Tim Barton of the ultra-conservative anti-LGBTQ Wallbuilders group delivered the keynote speech Friday at the Christian Home Educators of Colorado’s (CHEC) annual “Homeschool Day at the Capitol.” last Friday.

The event also featured “Interactive Activity Booths” from CHEC partner groups, including the John Birch Society, a far-right conspiracist group known for stoking fears of communism.

Several Republican legislators and both GOP gubernatorial candidates, Heidi Ganahl and Greg Lopez, joined the conservative evangelical group on the west steps of the state Capitol.

Heidi Ganahl Facebook post, April 23, 2020.

Ganahl later shared pictures of the event on Facebook, praising and tagging CHEC directly in her post.

CHEC Board President Bill Roach praised the candidates and legislators as warriors for Jesus. 

“We’re thankful for stalwart leaders,” said Roach. “It takes principled men and women who are not afraid of the enemy to stand. It’s an arduous job to stand in the minority and so many critical issues… I pray that you would give them fear of God and not fear of men. Father, we know that this building is not our safe house. We know that Jesus is our safe house. We’ve seen signatures and stamps of approval on wickedness that has come through here. … May they remember that you sit on the right hand of the father and you will not stop until all enemies are under your footstool. Lord, it’s tough days when evil is strong in this building, but pray with these behind me.” 

State Rep. Lori Saine (R-Firestone) received CHEC’s Statesman of the Year award.

Various CHEC staff spoke, though not Kevin Swanson, the virulently anti-LGBT pastor from Elizabeth who has infamously called for gay people to be executed and who still helps organize CHEC’s annual summer conference.

Barton speech’s that blended scripture and American history, culminating in comparing recent pushback against COVID regulations with the Revolutionary War.

“God has a way of taking bad situations and bringing really good things out of them,” said Barton. “I will tell you that’s what happened with COVID, where so many Americans had no idea who their governor was, who their mayor was, who their state reps were. Then all of a sudden, when freedom was stripped away, when things were taken away for many Americans for the first time, they were going, ‘Who’s doing this? I don’t like it anymore!’ It awakened people’s eyes up. That’s what happened in 1776.”

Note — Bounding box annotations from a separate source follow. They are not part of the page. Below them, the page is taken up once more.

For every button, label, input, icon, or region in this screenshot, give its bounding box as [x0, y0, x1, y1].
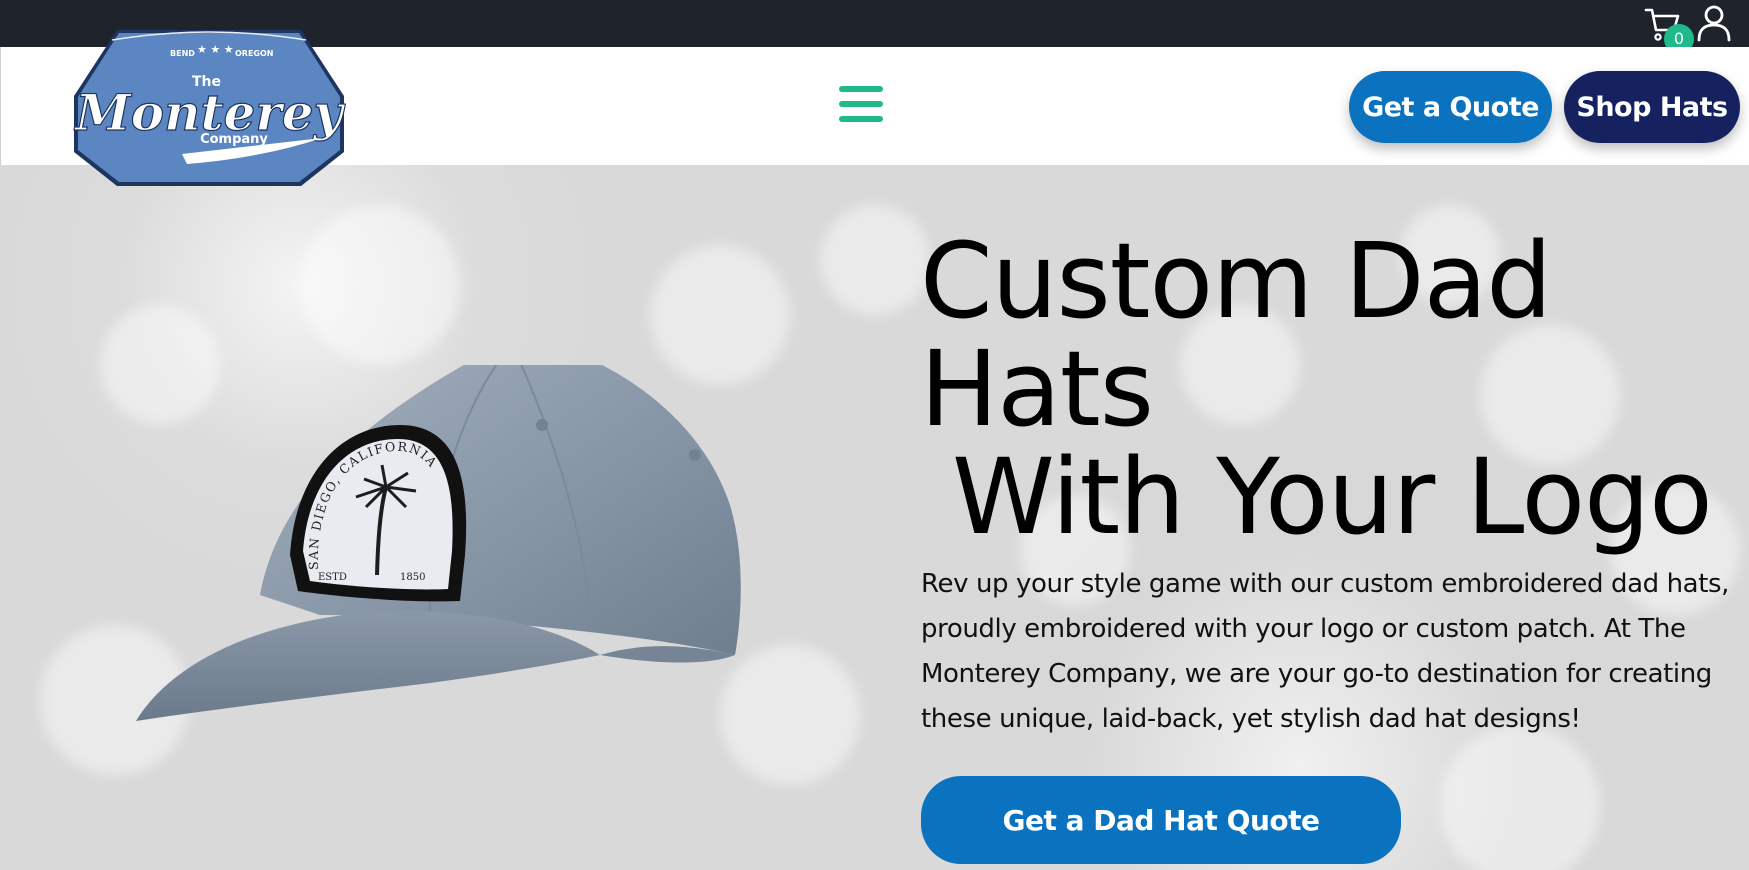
get-a-quote-button[interactable]: Get a Quote	[1349, 71, 1552, 143]
hamburger-menu-icon[interactable]	[839, 86, 885, 126]
patch-estd-text: ESTD	[318, 572, 347, 583]
svg-text:★ ★ ★: ★ ★ ★	[197, 43, 234, 56]
logo-oregon-text: OREGON	[235, 49, 274, 58]
logo-company-text: Company	[200, 132, 268, 147]
hero-section: ESTD 1850 SAN DIEGO, CALIFORNIA Custom D…	[0, 165, 1749, 870]
user-icon[interactable]	[1696, 4, 1732, 42]
cart-button[interactable]: 0	[1640, 4, 1694, 54]
hero-description: Rev up your style game with our custom e…	[921, 569, 1730, 734]
logo-bend-text: BEND	[170, 49, 195, 58]
shop-hats-button[interactable]: Shop Hats	[1564, 71, 1740, 143]
monterey-company-logo[interactable]: BEND ★ ★ ★ OREGON The Monterey Company	[72, 26, 346, 188]
hero-title-line-1: Custom Dad	[920, 220, 1552, 342]
patch-year-text: 1850	[400, 572, 425, 583]
hero-title: Custom Dad Hats With Your Logo	[920, 227, 1740, 551]
hero-title-line-3: With Your Logo	[920, 436, 1713, 558]
dad-hat-image: ESTD 1850 SAN DIEGO, CALIFORNIA	[136, 365, 741, 721]
hero-title-line-2: Hats	[920, 328, 1154, 450]
get-dad-hat-quote-button[interactable]: Get a Dad Hat Quote	[921, 776, 1401, 864]
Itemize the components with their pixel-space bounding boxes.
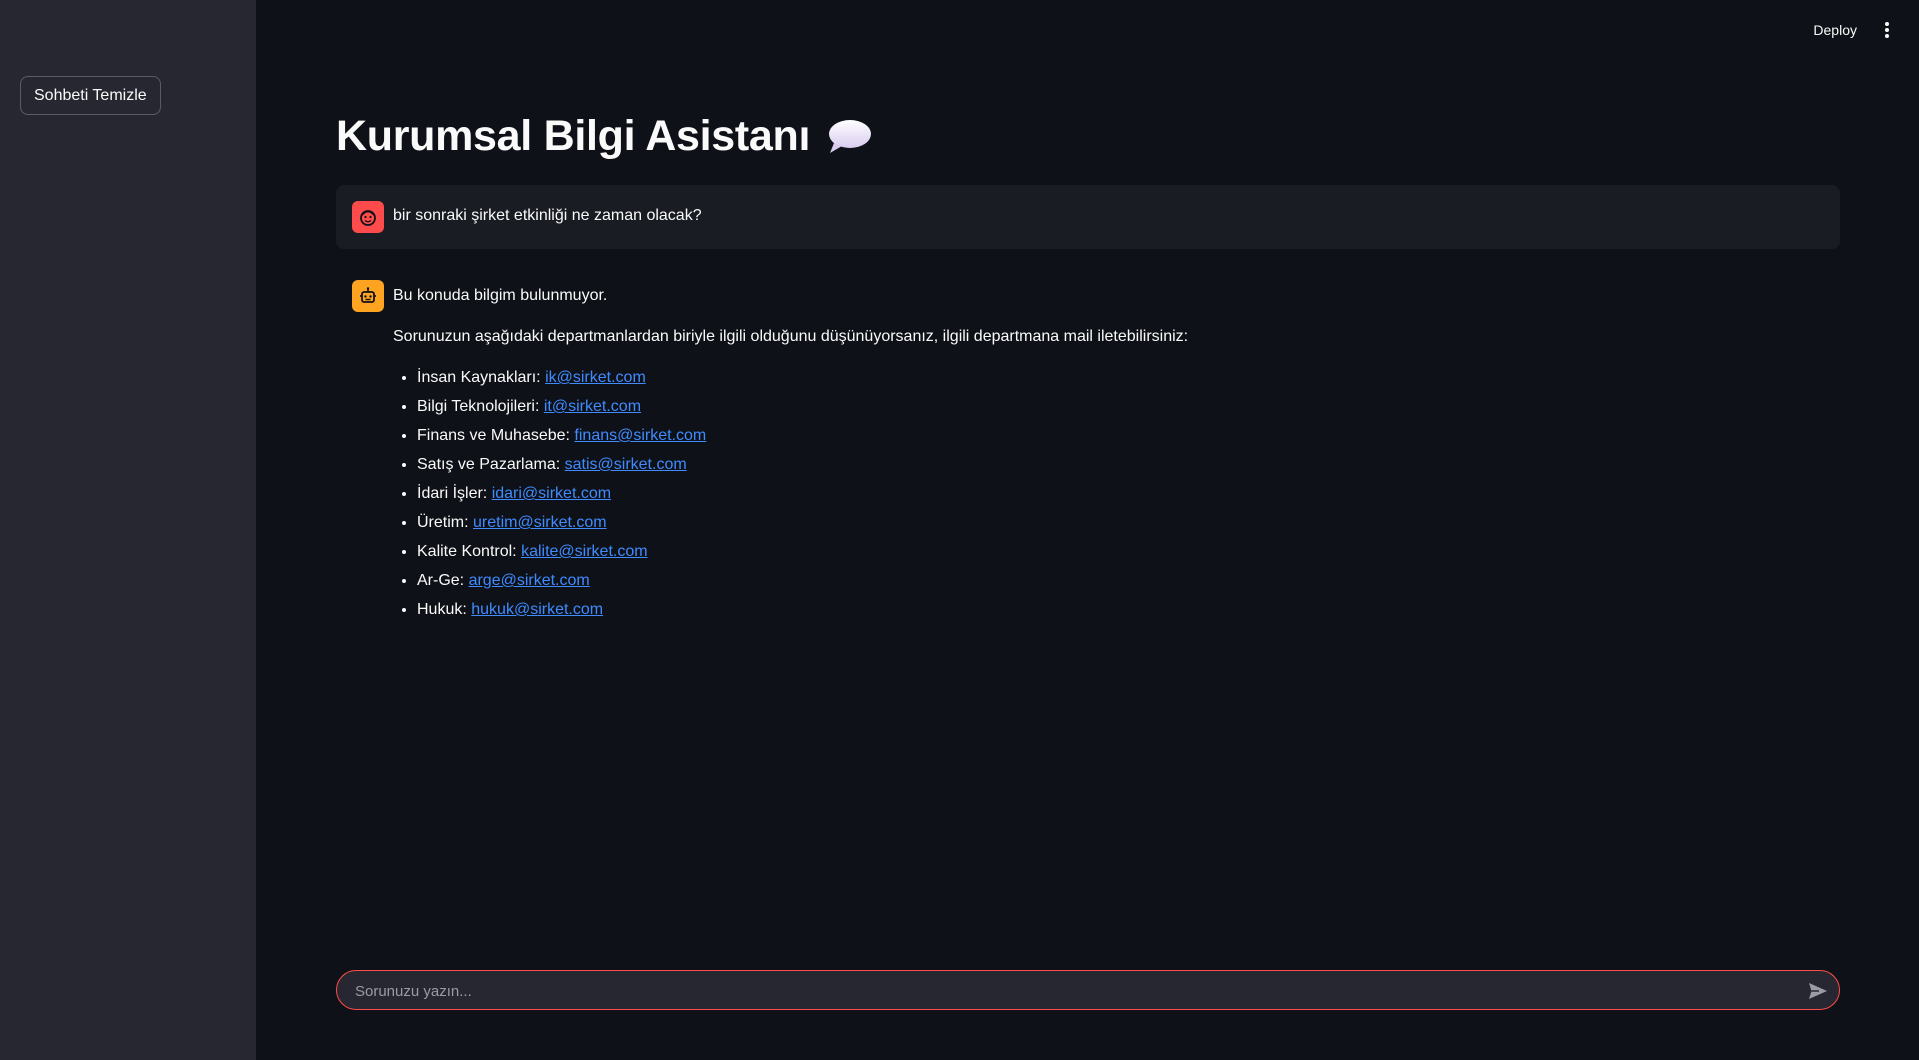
department-label: İnsan Kaynakları: bbox=[417, 369, 546, 386]
department-email-link[interactable]: finans@sirket.com bbox=[574, 427, 706, 444]
chat-input[interactable] bbox=[353, 971, 1777, 1011]
list-item: İnsan Kaynakları: ik@sirket.com bbox=[417, 366, 1793, 390]
chat-input-container bbox=[336, 970, 1840, 1011]
robot-icon bbox=[360, 287, 376, 303]
department-email-link[interactable]: ik@sirket.com bbox=[545, 369, 646, 386]
department-label: Hukuk: bbox=[417, 601, 472, 618]
assistant-avatar bbox=[352, 280, 384, 312]
user-face-icon bbox=[360, 210, 376, 226]
clear-chat-button[interactable]: Sohbeti Temizle bbox=[20, 76, 161, 115]
department-email-link[interactable]: it@sirket.com bbox=[544, 398, 641, 415]
department-email-link[interactable]: uretim@sirket.com bbox=[473, 514, 607, 531]
department-email-link[interactable]: kalite@sirket.com bbox=[521, 543, 648, 560]
department-email-link[interactable]: satis@sirket.com bbox=[565, 456, 687, 473]
more-menu-icon[interactable] bbox=[1879, 20, 1895, 40]
page-title-text: Kurumsal Bilgi Asistanı bbox=[336, 112, 811, 160]
department-label: Satış ve Pazarlama: bbox=[417, 456, 565, 473]
department-label: Üretim: bbox=[417, 514, 473, 531]
user-message-text: bir sonraki şirket etkinliği ne zaman ol… bbox=[393, 207, 702, 224]
list-item: Üretim: uretim@sirket.com bbox=[417, 511, 1793, 535]
department-email-link[interactable]: idari@sirket.com bbox=[492, 485, 611, 502]
department-label: Finans ve Muhasebe: bbox=[417, 427, 575, 444]
user-message: bir sonraki şirket etkinliği ne zaman ol… bbox=[336, 185, 1840, 249]
department-label: Ar-Ge: bbox=[417, 572, 469, 589]
send-icon[interactable] bbox=[1807, 980, 1829, 1002]
list-item: Ar-Ge: arge@sirket.com bbox=[417, 569, 1793, 593]
app-header: Deploy bbox=[256, 0, 1919, 60]
department-email-link[interactable]: arge@sirket.com bbox=[469, 572, 590, 589]
assistant-message-body: Bu konuda bilgim bulunmuyor. Sorunuzun a… bbox=[393, 284, 1793, 627]
speech-balloon-icon bbox=[829, 119, 872, 153]
page-title: Kurumsal Bilgi Asistanı bbox=[336, 112, 872, 161]
list-item: Finans ve Muhasebe: finans@sirket.com bbox=[417, 424, 1793, 448]
user-avatar bbox=[352, 201, 384, 233]
department-label: Bilgi Teknolojileri: bbox=[417, 398, 544, 415]
list-item: Hukuk: hukuk@sirket.com bbox=[417, 598, 1793, 622]
assistant-text-line1: Bu konuda bilgim bulunmuyor. bbox=[393, 287, 608, 304]
department-label: Kalite Kontrol: bbox=[417, 543, 522, 560]
department-email-link[interactable]: hukuk@sirket.com bbox=[471, 601, 603, 618]
main-area: Deploy Kurumsal Bilgi Asistanı bir sonra… bbox=[256, 0, 1919, 1060]
list-item: Kalite Kontrol: kalite@sirket.com bbox=[417, 540, 1793, 564]
list-item: Bilgi Teknolojileri: it@sirket.com bbox=[417, 395, 1793, 419]
department-label: İdari İşler: bbox=[417, 485, 492, 502]
department-list: İnsan Kaynakları: ik@sirket.com Bilgi Te… bbox=[393, 366, 1793, 622]
deploy-button[interactable]: Deploy bbox=[1807, 18, 1863, 42]
list-item: İdari İşler: idari@sirket.com bbox=[417, 482, 1793, 506]
list-item: Satış ve Pazarlama: satis@sirket.com bbox=[417, 453, 1793, 477]
sidebar: Sohbeti Temizle bbox=[0, 0, 256, 1060]
assistant-text-line2: Sorunuzun aşağıdaki departmanlardan biri… bbox=[393, 328, 1189, 345]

Barton’s analysis aside, his historical assertions require some fact-checking. He claimed that “George Washington only won one battle, at Yorktown.” Washington fought a total of seventeen battles during the war, winning six, losing seven and fighting four others to a draw.

Wallbuilders’ version of America’s origin, which claims that the founding fathers were evangelicals, isn’t substantiated by the historical record. In 2011 the world’s largest Christian publisher was forced to recall David Barton’s book, even after it had made the New York Times bestseller list, because of its numerous factual inaccuracies.

Here in Colorado, the John Birch Society (JBS) is also known for dubious takes on history. Last year, JBS local representative Leah Southwell gave a speech to a Front Range conservative group in which she claimed that Chilean dictator Augusto Pinochet wasn’t such a bad guy, despite torturing and murdering thousands of his own people.

Wallbuilders has a long history of promoting anti-LGBT misinformation and hate. Founder David Barton, Tim’s father, has repeatedly claimed that AIDS is God’s punishment for being gay, and argued that the government should regulate homosexuality the way it does trans fat and cigarettes. The Southern Poverty Law Center describes David Barton as the “extremist historian of the Christian Right.”

Despite CHEC calling its event “Homeschool Day at the Capitol,” not all Colorado homeschoolers are conservative Christians, or even religious, as Complete Colorado columnist Ari Armstrong, a free-market Republican and homeschooler, points out.

“I am pleased to be a part of a vibrant community of secular homeschooling families in Colorado,” says Armstrong. “I hope people remember that the likes of Wallbuilders and the John Birch Society do not represent or speak for all homeschoolers in our diverse state.”